Too much exposure to UV radiation causes DNA damage to skin cells, which can cause them to start growing out of control. Getting sunburn just once every two years can triple the risk of developing skin cancer.
A growing UK population and longer life expectancy is also contributing to the rise in cases. Meanwhile, better awareness of symptoms also means more people are seeking help.

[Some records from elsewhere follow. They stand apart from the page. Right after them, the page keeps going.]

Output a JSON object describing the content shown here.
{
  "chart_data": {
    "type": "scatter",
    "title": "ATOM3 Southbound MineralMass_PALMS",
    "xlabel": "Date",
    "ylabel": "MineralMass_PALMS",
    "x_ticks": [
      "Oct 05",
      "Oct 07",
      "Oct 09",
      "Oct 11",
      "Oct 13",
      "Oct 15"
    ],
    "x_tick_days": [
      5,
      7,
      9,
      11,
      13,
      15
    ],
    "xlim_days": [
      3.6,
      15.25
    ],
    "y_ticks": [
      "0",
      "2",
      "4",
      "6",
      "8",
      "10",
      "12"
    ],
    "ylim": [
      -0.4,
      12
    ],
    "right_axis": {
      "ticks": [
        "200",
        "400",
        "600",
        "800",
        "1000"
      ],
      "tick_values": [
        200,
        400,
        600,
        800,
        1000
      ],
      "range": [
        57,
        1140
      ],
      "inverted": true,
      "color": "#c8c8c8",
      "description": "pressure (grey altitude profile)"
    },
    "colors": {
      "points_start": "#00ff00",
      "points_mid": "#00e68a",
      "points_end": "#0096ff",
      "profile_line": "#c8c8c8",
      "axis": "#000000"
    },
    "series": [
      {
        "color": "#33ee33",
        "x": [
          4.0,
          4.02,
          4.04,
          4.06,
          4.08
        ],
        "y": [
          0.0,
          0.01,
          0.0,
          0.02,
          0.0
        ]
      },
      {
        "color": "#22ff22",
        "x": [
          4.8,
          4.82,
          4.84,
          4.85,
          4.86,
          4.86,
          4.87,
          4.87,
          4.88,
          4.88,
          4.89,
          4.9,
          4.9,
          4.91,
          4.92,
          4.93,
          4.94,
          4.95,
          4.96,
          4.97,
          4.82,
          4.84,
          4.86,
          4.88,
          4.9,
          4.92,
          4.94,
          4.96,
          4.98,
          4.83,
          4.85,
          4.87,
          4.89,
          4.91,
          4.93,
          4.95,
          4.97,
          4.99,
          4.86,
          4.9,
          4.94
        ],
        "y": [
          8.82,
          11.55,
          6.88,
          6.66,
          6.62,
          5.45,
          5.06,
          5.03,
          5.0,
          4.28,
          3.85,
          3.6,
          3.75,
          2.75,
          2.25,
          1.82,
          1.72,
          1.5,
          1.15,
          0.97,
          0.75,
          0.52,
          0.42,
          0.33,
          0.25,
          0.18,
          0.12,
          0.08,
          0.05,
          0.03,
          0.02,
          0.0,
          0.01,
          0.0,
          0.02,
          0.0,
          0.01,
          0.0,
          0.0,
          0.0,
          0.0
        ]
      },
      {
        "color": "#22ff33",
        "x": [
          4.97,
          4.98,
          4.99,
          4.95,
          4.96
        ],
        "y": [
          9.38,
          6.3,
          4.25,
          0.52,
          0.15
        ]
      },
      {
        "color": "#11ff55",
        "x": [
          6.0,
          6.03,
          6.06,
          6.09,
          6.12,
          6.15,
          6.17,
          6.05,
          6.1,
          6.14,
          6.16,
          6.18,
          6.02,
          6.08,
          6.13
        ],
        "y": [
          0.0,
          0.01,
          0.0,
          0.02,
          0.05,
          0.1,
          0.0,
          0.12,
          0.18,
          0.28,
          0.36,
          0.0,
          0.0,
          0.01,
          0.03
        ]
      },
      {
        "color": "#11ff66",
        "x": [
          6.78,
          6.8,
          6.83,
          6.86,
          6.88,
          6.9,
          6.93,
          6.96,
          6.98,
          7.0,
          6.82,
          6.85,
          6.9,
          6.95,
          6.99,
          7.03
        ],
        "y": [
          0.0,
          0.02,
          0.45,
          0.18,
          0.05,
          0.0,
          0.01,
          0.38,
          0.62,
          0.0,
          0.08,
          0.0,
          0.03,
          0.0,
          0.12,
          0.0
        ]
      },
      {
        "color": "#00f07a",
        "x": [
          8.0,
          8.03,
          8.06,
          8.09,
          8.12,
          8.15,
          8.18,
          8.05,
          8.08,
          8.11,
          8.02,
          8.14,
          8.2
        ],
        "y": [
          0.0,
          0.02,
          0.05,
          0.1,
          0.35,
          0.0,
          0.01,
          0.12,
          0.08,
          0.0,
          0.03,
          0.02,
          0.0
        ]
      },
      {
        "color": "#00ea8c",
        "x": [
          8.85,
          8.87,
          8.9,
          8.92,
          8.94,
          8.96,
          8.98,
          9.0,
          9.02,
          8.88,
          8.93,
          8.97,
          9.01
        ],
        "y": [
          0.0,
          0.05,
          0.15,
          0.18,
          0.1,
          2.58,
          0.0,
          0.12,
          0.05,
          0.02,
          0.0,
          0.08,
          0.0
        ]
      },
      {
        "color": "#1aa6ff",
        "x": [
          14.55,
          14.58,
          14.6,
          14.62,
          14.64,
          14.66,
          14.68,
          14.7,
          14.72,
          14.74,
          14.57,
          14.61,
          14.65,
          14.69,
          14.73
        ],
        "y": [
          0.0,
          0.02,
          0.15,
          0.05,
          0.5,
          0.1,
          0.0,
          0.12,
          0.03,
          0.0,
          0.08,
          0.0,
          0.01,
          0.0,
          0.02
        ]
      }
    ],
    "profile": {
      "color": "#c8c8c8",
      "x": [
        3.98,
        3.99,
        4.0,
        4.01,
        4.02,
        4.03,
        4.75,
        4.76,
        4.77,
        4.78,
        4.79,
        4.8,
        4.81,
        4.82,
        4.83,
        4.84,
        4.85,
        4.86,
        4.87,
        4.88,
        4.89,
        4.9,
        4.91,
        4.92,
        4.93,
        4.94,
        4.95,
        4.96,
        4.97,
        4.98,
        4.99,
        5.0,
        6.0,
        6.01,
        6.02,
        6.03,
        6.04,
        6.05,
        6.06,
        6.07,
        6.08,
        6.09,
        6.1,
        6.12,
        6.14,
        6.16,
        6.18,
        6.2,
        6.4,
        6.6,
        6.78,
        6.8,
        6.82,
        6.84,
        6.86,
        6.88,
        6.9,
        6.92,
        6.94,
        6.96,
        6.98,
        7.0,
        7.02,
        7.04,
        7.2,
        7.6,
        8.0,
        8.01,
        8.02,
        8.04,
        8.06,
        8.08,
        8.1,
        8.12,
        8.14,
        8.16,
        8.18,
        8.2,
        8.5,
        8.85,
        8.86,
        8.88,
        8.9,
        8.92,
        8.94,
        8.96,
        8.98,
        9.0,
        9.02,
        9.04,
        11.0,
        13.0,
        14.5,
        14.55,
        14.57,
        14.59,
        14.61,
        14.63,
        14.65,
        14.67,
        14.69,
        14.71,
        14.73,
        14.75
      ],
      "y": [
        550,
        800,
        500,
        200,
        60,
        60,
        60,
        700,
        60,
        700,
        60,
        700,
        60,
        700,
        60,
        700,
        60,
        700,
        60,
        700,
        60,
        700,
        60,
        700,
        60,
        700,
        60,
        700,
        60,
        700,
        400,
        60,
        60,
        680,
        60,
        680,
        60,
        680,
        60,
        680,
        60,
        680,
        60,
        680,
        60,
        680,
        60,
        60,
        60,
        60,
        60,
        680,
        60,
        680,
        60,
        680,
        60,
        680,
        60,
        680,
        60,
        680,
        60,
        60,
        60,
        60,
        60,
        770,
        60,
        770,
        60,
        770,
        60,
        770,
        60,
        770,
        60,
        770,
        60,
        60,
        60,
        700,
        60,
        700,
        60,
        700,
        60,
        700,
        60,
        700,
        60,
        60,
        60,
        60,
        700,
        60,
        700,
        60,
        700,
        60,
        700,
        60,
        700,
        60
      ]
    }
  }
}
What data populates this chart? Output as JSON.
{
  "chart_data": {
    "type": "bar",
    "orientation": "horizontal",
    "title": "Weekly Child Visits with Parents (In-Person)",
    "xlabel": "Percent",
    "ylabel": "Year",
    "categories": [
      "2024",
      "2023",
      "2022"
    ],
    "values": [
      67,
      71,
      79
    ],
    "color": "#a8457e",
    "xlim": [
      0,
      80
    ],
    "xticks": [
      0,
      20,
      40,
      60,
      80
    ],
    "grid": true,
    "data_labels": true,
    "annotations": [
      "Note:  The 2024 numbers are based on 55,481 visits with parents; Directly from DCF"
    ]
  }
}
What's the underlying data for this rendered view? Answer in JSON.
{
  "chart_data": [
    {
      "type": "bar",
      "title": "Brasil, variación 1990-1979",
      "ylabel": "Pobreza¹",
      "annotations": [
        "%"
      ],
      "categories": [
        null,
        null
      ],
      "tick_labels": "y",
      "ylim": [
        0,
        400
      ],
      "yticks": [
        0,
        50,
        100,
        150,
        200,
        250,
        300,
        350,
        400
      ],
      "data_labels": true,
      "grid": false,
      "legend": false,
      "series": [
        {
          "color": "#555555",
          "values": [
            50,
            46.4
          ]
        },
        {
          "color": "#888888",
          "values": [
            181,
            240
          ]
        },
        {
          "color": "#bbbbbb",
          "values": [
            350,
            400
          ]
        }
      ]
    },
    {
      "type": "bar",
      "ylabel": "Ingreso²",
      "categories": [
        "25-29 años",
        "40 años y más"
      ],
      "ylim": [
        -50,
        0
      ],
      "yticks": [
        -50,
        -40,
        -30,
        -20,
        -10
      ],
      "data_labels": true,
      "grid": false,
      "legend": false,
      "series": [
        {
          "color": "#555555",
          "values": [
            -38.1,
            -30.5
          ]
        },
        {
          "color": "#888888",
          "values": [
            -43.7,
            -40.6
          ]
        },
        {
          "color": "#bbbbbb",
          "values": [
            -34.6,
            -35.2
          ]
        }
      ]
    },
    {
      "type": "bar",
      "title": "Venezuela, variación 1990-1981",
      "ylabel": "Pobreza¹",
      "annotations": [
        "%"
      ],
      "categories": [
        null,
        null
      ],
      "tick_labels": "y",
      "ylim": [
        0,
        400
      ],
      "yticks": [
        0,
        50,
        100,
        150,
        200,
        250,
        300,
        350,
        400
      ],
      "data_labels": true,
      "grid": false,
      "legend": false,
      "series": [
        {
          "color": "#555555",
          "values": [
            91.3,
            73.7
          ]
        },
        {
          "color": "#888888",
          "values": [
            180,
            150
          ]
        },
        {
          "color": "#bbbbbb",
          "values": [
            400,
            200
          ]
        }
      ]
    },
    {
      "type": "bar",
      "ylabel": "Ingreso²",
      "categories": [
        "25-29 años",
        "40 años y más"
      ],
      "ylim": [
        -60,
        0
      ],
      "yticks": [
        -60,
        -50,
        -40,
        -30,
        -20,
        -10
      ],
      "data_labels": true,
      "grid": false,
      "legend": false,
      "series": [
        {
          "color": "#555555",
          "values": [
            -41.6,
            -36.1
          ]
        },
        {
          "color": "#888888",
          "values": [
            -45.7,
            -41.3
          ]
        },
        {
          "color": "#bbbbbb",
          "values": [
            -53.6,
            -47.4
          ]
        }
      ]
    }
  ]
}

CRUK is urging people to take precautions this summer by seeking shade on hot days, particularly between 11am and 3pm when the sun is strongest.
Covering up, wearing a hat and applying sunscreen with at least SPF15 regularly can combat damaging effects.
CRUK’s head of health and patient information, Dr Julie Sharp, said: “Whether holidaying abroad or enjoying the good weather closer to home, it’s important to take steps to reduce your risk of skin cancer, especially if you burn easily.
“Remember that sunburn doesn’t just happen on the hottest days…you can still get burnt when it’s cloudy.”